Friday, 11 December 2009



Intonation is a crucial element or verbal interaction. Authors of teacher’s handbooks and teaching materials agree on this. The communicative importance of intonation should also be reflected in the attention it gets in language teaching.

There are different ways in which human sound is processed. The idea to emphasis is that all this is done in order to communicate.
Intonation is often defined as a speech melody, consisting of different tones, obviously, what melody and intonation have in common is that in both we make our voice go up or down at will. It means, the tones depend on the pitch of the voice.

There are seven or eight tones but the more commons in English are the follow combinations:”down – up”= falling rising tone and “up – down “= rising – falling.

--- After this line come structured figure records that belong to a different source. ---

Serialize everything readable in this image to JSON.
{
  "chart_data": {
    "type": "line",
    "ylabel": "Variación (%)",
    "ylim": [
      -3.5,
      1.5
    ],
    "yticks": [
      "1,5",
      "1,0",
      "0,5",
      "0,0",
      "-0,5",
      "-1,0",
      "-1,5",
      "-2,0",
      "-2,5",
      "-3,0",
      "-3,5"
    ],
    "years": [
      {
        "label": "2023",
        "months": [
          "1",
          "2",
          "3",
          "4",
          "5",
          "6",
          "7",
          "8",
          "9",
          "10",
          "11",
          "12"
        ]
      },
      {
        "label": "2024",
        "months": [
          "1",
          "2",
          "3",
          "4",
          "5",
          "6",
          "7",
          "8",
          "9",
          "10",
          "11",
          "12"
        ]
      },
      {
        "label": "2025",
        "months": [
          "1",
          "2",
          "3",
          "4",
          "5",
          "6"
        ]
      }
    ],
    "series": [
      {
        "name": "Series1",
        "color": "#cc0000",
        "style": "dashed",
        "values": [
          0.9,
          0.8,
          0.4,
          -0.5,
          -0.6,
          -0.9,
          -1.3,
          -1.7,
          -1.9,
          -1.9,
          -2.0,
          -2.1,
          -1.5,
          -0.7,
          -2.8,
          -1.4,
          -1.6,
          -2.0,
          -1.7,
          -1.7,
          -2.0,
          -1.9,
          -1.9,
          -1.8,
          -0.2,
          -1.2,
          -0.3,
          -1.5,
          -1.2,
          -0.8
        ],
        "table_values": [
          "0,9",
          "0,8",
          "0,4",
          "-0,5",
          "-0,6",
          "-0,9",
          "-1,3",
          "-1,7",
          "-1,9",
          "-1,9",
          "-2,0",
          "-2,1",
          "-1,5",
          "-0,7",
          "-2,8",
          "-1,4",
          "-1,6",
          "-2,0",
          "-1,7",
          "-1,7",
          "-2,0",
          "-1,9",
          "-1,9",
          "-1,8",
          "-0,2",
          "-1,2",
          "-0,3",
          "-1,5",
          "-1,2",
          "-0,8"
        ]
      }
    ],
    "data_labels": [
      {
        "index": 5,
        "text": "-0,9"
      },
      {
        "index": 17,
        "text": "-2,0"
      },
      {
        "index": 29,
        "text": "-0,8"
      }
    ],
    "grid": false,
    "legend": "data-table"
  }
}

The classic example of intonation is the question-statement distinction. For example, northeastern American English, like very many languages, have a rising intonation for each declarative questions (He found it on the street?), and a falling intonation for wh-questions (Where did he find it?) and statement (He found it on the street.) Yes or no question (Did he find it on the street?) often have a rising end, but not always, For example.
He: ready?

1 comment:

  1. Thanks for your post, Liliana and Ivan. The background info at the beginning is interesting, and it's useful to know about the different intonation patterns that are used in English. It might have been a good idea to include a diagram or link to illustrate the different intonation patterns.

    The section about questions, taken from Wikipedia, brings up the issue that there are different intonation patterns in different types of questions. Remember that, as we saw in class, it is often better to divide questions into finding out questions and checking questions. Finding out questions, which are used to acquire new information, usually have falling intonation. Checking questions, which are used to verify, usually have rising intonation.

    One tiny thing more: if anyone wants to open the last link (which has some useful exercises for practising intonation), please note that the link if missing an 'f' on the end of the URL (i.e. it ends .pdf).